HPCC (High Performance Computing Cluster) stores and processes large quantities of data, processing billions of records per second using massive parallel processing technology. Large amounts of data across disparate data sources can be accessed, analyzed, and manipulated in fractions of seconds. HPCC functions as both a processing and a distributed data storage environment capable of analyzing terabytes of information.
librsb is a library for sparse matrix computations featuring the Recursive Sparse Blocks (RSB) matrix format. This format allows cache-efficient and multithreaded (that is, shared memory parallel) operations on large sparse matrices. The most common operations necessary to iterative solvers are available (matrix-vector multiplication, triangular solution, rows/columns scaling, diagonal extraction/setting, blocks extraction, norm computation, formats conversion). The RSB format is especially well-suited for symmetric and transposed multiplication variants. On these variants, librsb has been found to be faster than Intel MKL's implementation for CSR. Most numerical kernels code is auto-generated, and the supported numerical types can be chosen by the user at buildtime. librsb implements the Sparse BLAS standard, as specified in the BLAS Forum documents.
Portable Computing Language (pocl) aims to become an efficient implementation of the OpenCL standard. In addition to producing an easily-portable Open Source implementation, another major goal of the project is improving performance portability of OpenCL programs with compiler optimizations, reducing the need for target-dependent manual optimizations. At the core of pocl is a set of LLVM passes used to statically parallelize multiple work items with the kernel compiler, even in the presence of work group barriers. This enables parallelization of the fine-grained static concurrency in the work groups in multiple ways (SIMD, VLIW, superscalar, etc.). The code base is modularized to allow easy adding of new "device drivers" in the host-device layer. A generic multithreaded "target driver" is included. It allows running OpenCL applications on a host which supports the pthread library with multithreading at the work group granularity.

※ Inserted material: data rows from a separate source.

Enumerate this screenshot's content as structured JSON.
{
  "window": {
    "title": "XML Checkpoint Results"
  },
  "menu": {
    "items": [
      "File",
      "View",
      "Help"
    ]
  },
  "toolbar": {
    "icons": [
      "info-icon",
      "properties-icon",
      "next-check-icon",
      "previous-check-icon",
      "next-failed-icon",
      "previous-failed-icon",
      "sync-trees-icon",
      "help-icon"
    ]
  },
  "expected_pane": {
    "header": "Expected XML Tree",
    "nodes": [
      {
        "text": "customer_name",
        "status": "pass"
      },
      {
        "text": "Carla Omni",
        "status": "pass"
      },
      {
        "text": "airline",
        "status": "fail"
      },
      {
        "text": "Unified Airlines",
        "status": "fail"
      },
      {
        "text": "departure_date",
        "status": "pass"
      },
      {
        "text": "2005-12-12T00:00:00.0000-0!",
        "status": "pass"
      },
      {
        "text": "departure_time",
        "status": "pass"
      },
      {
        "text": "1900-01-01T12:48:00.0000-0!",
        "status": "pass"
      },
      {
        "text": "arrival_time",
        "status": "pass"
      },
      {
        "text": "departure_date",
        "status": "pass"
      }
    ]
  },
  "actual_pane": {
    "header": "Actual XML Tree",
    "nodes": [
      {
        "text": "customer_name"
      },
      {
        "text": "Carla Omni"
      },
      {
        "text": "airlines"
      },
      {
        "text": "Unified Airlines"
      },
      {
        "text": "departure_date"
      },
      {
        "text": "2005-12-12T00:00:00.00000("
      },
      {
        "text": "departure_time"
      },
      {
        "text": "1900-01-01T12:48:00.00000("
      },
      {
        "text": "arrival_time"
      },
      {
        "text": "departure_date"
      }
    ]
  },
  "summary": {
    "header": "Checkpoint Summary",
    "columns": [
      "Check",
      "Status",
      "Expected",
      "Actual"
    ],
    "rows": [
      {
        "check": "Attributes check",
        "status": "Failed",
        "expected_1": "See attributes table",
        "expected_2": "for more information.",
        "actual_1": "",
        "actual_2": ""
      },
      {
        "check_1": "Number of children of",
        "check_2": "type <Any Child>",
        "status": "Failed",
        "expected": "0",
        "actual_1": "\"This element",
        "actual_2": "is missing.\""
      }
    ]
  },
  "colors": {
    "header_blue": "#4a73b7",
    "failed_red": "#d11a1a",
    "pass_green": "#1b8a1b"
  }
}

FastFlow is a pattern-based programming framework targeting streaming applications. It implements pipeline, farm, divide and conquer, and their composition, as well as generic streaming networks. It is specifically designed to support the development and the seamless porting of existing applications on multi-core. The layered template-based C++ design ensures flexibility and extendibility. Its lock-free/fence-free run-time support minimizes cache invalidation traffic and enforces the development of high-performance (high-throughput, low-latency) scalable applications. It has been proven faster than TBB, OpenMP, and Cilk on several micro-benchmarcks and real-world applications, especially when dealing with fine-grained parallelism and high-throughput applications.

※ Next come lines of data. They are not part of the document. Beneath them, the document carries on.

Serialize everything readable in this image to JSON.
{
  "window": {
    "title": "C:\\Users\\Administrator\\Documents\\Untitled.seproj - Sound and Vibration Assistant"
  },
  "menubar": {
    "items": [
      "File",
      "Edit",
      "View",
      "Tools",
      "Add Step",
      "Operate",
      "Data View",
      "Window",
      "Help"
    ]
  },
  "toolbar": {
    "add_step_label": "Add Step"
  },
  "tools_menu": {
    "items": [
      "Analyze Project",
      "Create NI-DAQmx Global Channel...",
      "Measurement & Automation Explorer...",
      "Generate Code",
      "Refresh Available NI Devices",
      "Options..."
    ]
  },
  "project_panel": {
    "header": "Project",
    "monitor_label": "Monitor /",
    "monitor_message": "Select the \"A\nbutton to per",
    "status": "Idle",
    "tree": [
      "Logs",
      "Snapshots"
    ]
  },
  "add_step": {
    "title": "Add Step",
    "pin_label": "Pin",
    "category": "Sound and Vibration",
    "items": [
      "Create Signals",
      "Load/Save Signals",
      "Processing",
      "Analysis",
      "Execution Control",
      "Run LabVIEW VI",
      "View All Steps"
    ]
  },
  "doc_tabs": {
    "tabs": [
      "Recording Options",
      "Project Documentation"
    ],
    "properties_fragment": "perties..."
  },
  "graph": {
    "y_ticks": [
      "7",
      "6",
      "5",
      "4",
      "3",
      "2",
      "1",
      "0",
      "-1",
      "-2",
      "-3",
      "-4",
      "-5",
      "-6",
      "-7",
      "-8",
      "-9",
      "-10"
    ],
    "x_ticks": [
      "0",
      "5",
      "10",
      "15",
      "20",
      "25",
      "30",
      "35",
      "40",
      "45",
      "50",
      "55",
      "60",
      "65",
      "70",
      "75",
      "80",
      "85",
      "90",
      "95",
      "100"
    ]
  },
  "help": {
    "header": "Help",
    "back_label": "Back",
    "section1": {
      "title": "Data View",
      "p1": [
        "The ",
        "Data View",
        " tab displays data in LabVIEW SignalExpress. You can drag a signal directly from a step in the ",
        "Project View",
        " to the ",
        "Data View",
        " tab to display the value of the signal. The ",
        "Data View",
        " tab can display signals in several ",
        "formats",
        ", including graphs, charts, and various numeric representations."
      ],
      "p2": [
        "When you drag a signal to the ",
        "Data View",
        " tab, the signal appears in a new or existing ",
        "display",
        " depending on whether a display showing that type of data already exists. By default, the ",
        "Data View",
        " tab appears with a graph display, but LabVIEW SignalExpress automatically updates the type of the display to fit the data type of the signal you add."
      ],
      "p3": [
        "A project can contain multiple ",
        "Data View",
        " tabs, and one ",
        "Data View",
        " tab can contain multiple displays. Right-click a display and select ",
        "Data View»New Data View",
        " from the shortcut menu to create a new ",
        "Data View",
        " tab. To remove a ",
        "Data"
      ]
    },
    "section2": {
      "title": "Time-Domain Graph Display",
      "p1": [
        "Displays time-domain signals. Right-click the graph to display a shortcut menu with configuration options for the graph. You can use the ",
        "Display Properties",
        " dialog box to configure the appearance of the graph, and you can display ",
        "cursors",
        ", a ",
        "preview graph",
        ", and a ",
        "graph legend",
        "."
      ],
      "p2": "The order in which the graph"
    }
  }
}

Wisecracker is a high performance distributed cryptanalysis framework that leverages GPUs and multiple CPUs. It allows security researchers to write their own cryptanalysis tools that can distribute brute-force cryptanalysis work across multiple systems with multiple multi-core processors and GPUs. Security researchers can also use the sample tools provided out-of-the-box. The differentiating aspect of Wisecracker is that it uses OpenCL and MPI together to distribute the work across multiple systems, each having multiple CPUs and/or GPUs.

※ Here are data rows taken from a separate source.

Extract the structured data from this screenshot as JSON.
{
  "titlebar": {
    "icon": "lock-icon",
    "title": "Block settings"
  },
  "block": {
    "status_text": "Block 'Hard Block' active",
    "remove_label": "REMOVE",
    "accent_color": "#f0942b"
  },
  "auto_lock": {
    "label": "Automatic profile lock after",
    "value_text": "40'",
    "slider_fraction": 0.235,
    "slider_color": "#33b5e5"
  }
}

dispy is a Python framework for parallel execution of computations by distributing them across multiple processors in a single machine (SMP), or among many machines in a cluster or grid. The computations can be standalone programs or Python functions. dispy is well suited for the data parallel (SIMD) paradigm where a computation is evaluated with different (large) datasets independently (similar to Hadoop, MapReduce, Parallel Python). dispy features include automatic distribution of dependencies (files, Python functions, classes, modules), client-side and server-side fault recovery, scheduling of computations to specific nodes, encryption for security, sharing of computation resources if desired, and more.
POP-C++ is a comprehensive object-oriented system for developing applications in large distributed computing infrastructures such as Grid, P2P or Clouds. It consists of a programming suite (language, compiler) and a run-time system for running POP-C++ applications. The POP-C++ language is a minimal extension of C++ that implements the parallel object model with the integration of resource requirements into distributed objects. This extension is as close as possible to standard C++ so that programmers can easily learn POP-C++ and so that existing C++ libraries can be parallelized using POP-C++ without too much effort. The POP-C++ run-time is an object-oriented open design that aims at integrating different distributed computing tool kits into an infrastructure for executing requirement-driven object-oriented applications. It uses objects to serve objects: the system provides services for executing remote objects.
ScalaBLAST is a high-performance multiprocessor implementation of the NCBI BLAST library. It supports all 5 primary program types (blastn, blastp, tblastn, tblastx, and blastx) and several output formats (pairwise, tabular, and XML). It will run on most multiprocessor systems which have MPI installed, and can run over a wide variety of interconnects, including infiniband, quadrics, and ethernet. It is designed to run a large number of queries against either large or small databases. It parallelizes the BLAST calculations by dynamically scheduling them across processors using a fault-resilient scheme.